(RNS) — A fund has been set up to benefit the family of the late Darrin Patrick, a megachurch pastor and author who died Thursday (May 7).
Patrick, 49, left behind his wife, Amie, and four children.
A link to the fund can be found on the website of Charleston, South Carolina-based Seacoast Church and at GiveSendGo. Patrick was a teaching pastor at the church.
“All the funds collected will go to the family,” said Greg Surratt, founding pastor of Seacoast and a longtime friend of Patrick and his family. Surrat, the founding pastor of Seacoast and longtime friend, had just returned from St. Louis, where he spent time comforting Patrick’s family.
Since the news broke of Patrick’s death, Surratt said, churches and church members have been rallying around the family.
Amie Patrick posted a message on her late husband’s Twitter account, expressing thanks to friends and supporters.
“Your kind remembrances of him, photos, stories and encouraging words are healing to our souls,” she wrote.
In the days after getting the call about Patrick’s passing, Surratt said he has been through a range of emotions — grief and anger, sadness and guilt.
“I have cried more in the last 24 hours than I have in the last 24 years,” he said.
When Patrick was fired in 2016 from the Journey Church in St. Louis, Surratt helped lead him through a restoration process that lasted for several years. That led eventually to Patrick becoming a teaching pastor at Seacoast Church.
The two had started a podcast together called The Pastors Collective, where they talked about the struggles and challenges of the ministry.
Surratt said that details of Patrick’s passing remain unclear. Surratt said that Patrick had gone target shooting with a friend on some private property outside of St. Louis. There he suffered a gunshot wound and died.
A police investigation is ongoing, he said.
“What we do know is that he took his own life,” Surratt said. “We don’t know if it was intentional or unintentional.”
Whatever the circumstances of his death, Surratt said that he finds comfort in knowing that his friend is “with Jesus.”
“We look forward to that day when we will all be together again,” he said. “We grieve, but we don’t grieve as those who have no hope.”

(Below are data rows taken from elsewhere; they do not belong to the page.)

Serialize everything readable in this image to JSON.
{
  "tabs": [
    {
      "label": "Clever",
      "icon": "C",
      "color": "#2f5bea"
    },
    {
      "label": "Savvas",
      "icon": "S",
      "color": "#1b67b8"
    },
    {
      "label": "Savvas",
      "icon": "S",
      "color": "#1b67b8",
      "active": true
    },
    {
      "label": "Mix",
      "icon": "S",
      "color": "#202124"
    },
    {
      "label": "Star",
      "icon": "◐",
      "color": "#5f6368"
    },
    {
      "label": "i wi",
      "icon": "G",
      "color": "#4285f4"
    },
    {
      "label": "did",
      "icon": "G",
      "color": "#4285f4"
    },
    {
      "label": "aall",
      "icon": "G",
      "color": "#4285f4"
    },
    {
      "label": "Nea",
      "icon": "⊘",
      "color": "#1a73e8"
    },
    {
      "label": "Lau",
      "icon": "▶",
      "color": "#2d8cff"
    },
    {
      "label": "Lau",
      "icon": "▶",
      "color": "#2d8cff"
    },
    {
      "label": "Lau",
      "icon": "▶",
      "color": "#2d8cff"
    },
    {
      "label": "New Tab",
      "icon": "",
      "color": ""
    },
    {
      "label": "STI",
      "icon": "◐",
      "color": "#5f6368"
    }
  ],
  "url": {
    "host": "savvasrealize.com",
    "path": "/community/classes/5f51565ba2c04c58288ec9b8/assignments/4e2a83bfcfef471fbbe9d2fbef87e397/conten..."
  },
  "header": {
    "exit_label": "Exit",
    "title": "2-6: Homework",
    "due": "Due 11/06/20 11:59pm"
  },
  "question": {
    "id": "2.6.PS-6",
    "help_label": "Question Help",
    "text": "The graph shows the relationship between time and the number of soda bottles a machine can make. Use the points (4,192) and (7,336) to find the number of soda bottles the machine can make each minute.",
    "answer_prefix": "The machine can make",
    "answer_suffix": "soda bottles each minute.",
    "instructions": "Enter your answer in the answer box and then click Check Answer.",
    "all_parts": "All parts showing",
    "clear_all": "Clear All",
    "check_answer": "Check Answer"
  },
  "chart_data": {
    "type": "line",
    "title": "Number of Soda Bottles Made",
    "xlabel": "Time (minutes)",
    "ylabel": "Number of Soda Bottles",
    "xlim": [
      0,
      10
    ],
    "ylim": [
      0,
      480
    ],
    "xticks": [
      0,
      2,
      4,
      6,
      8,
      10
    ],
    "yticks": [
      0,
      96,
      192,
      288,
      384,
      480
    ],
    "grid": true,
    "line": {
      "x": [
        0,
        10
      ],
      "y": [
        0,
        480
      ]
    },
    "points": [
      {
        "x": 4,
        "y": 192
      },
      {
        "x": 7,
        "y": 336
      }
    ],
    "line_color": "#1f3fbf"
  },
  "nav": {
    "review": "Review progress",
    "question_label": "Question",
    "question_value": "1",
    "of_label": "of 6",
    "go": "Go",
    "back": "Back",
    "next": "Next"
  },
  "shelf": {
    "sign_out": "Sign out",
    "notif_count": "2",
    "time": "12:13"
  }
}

For now, however, Patrick’s friends will have to grieve in isolation, due to the restrictions put in place to slow the spread of the coronavirus, said Surratt.
A private burial service will be held for the family, but no public service will be held for the time being until after restrictions are lifted. A livestreamed memorial service will be held for Patrick at that time.
Surratt said that grief is part of the cost of friendship. When you love someone, he said, someday you have to say goodbye.
“We consider the years we spent with Darrin and his family and the years he spent at Seacoast to be a gift,” he said. “We want to hold on to those gifts forever, but that is up to God.”